Sous cet éclairage, cette grosse acquisition de la part de Caterpillar est un signal. C’est comme une alarme qui sonne.
La raison est que les fusions et les acquisitions ont tendance à arriver par vagues. Je ne peux m’empêcher de penser que nous nous approchons d’une crête de vague dans les cours des compagnies d’équipements miniers. Je resterais loin de toute cette écume. En fait, une grande partie du marché lié à l’exploitation minière est devenue chère — à moins que vous ne croyiez que l’exploitation minière n’est plus cyclique.

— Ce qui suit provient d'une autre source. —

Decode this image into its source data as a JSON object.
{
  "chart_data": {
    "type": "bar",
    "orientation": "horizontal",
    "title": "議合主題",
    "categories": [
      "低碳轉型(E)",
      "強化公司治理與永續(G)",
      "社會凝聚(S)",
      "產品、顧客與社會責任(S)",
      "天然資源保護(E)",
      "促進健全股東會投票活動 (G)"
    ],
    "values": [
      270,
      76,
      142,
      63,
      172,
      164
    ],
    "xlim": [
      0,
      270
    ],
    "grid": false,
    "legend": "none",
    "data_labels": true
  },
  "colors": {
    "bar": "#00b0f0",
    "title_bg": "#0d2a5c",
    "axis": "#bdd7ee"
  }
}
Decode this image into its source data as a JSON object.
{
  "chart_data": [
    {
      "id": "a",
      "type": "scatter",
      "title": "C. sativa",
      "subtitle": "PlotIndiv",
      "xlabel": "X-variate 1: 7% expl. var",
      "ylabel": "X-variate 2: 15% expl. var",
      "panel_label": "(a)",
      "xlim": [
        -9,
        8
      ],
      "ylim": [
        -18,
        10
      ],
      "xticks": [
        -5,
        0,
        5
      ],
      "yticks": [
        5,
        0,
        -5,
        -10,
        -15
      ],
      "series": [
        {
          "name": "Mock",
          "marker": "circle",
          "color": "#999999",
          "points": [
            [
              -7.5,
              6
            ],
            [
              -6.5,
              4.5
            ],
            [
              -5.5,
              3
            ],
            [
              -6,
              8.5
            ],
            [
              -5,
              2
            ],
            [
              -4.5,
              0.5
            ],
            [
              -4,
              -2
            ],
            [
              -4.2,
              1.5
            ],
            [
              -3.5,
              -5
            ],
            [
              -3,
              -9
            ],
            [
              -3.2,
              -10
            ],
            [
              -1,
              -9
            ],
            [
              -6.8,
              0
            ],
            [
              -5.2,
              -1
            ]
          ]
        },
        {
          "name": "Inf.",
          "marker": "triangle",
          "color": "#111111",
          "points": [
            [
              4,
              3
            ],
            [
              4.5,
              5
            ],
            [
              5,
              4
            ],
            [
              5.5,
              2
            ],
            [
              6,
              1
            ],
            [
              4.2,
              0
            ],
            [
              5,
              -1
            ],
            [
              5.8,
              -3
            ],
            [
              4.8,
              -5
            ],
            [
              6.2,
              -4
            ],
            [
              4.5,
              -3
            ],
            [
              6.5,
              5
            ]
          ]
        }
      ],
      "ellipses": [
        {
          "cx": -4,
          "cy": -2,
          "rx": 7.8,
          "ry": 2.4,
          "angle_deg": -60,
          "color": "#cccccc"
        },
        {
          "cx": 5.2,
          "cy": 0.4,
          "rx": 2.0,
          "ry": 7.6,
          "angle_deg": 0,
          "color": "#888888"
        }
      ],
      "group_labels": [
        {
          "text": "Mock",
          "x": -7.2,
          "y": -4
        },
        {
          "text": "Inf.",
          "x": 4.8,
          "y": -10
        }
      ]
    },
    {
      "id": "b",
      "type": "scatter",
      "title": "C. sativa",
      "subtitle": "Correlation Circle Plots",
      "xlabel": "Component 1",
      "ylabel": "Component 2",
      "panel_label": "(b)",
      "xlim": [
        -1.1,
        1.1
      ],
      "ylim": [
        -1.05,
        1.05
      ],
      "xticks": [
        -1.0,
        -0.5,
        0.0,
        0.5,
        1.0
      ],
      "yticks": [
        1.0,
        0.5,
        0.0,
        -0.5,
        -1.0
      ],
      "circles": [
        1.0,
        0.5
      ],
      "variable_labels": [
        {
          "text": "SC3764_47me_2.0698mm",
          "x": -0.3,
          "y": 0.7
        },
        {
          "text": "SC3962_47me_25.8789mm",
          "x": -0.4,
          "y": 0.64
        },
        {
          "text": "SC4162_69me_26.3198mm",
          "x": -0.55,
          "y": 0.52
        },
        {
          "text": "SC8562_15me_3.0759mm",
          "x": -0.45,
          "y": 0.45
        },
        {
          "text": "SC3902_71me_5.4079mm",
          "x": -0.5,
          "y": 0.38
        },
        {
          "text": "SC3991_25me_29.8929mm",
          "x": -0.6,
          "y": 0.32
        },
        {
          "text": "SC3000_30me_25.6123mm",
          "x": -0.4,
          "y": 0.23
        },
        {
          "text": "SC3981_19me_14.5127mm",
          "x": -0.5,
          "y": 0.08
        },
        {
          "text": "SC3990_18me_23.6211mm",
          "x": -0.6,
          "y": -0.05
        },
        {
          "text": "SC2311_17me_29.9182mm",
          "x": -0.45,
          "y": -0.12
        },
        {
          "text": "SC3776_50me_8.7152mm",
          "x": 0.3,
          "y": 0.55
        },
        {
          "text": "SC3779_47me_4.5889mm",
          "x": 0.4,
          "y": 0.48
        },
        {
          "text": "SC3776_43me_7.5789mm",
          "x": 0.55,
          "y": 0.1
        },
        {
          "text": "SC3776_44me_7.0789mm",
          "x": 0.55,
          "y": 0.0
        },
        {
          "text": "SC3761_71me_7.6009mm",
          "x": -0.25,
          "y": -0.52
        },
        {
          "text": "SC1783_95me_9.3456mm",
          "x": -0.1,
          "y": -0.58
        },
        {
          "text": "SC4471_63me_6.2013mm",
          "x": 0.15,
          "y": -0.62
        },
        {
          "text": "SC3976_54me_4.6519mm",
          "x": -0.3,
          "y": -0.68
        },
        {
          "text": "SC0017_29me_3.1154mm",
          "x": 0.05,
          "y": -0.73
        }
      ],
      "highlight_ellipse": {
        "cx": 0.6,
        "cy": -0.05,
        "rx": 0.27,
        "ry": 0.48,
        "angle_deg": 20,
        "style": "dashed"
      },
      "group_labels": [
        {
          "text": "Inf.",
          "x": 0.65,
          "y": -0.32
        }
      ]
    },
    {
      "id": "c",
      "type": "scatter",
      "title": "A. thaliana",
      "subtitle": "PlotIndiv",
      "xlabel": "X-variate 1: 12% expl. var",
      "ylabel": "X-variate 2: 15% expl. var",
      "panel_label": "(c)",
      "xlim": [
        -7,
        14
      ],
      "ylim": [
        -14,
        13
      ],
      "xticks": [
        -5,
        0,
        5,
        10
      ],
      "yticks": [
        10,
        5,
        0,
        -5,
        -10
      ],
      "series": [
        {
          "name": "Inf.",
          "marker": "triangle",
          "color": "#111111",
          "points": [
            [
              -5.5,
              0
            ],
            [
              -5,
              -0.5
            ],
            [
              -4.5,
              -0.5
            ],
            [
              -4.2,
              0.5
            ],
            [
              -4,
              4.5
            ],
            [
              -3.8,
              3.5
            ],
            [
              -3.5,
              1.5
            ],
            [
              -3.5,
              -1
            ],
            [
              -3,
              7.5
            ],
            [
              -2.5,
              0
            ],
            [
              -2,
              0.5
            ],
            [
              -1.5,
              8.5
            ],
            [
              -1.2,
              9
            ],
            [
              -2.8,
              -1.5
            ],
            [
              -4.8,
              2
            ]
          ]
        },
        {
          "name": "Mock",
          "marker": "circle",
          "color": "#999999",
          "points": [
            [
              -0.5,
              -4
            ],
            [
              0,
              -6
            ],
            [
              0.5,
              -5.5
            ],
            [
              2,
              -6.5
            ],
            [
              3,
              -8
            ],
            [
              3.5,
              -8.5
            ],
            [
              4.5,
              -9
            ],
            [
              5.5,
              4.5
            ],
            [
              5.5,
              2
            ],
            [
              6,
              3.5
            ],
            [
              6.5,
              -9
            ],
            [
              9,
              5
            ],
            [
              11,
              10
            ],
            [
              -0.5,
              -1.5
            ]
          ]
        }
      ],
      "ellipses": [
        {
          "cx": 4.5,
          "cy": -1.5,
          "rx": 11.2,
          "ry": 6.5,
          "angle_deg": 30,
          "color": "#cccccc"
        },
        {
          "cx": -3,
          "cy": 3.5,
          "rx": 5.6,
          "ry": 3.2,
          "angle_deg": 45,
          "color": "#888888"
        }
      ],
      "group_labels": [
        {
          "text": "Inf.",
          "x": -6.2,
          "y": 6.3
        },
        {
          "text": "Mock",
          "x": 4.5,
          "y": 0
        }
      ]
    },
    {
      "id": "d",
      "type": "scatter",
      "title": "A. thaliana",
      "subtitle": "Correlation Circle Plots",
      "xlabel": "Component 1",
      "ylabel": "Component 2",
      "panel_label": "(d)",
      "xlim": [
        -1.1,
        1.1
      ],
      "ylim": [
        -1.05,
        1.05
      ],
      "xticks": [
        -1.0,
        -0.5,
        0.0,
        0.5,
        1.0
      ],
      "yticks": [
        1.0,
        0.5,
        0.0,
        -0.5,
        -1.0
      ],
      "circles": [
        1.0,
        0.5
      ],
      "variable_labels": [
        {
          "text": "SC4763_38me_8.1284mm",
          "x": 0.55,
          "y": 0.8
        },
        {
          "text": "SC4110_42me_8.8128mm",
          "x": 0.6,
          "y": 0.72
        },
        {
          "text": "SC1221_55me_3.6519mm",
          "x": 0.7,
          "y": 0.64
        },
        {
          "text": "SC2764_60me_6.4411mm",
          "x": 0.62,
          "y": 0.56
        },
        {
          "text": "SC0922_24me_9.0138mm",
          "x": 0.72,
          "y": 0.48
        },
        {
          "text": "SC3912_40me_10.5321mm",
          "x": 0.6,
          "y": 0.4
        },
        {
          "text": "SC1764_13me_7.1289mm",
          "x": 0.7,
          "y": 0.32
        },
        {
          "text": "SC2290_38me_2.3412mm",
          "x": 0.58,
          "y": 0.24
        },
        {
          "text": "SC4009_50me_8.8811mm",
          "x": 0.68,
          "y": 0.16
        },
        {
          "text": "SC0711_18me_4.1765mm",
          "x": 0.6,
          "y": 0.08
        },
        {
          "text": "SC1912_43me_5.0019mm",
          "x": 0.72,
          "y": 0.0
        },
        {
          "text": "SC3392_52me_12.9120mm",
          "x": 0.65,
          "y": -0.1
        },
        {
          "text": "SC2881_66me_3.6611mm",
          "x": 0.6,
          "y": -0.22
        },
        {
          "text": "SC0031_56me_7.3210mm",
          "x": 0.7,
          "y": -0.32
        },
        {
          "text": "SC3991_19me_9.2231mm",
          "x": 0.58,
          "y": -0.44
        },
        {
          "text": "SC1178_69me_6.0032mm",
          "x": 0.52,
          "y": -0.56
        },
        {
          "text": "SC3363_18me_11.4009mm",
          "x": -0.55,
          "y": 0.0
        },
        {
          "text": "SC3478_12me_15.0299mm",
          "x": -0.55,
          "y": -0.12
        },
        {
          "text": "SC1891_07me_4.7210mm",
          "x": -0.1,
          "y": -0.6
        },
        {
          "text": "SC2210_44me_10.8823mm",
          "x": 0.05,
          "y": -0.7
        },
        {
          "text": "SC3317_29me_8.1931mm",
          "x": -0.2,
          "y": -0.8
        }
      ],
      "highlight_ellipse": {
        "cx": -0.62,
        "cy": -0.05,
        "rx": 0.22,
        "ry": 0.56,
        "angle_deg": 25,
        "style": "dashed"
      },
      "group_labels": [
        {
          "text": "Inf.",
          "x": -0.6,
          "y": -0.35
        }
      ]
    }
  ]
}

Je pense qu’il reste encore des opportunités remarquables dans le secteur minier. En particulier, je citerais les valeurs or et uranium comme deux industries minières qui restent encore attrayantes. Les valeurs or parce que les actions des valeurs or ont pris du retard sur les cours de l’or. L’industrie de l’uranium n’en est encore qu’au début de sa phase haussière ; le cours de l’uranium est inférieur au coût de nouveaux projets.
J’aime bien aussi le coke métallurgique pour la simple raison que les gisements de haute qualité semblent se tarir et qu’il n’existe aucune opportunité facile en vue pour au moins encore deux ans. Et même si elle est beaucoup plus spéculative, l’exploitation minière de terres rares est également séduisante étant donnée l’offre resserrée sur le court terme.
En résumé, fini l’argent facile ! S’agissant de l’exploitation minière, les investisseurs devront choisir leurs filons plus soigneusement que jamais.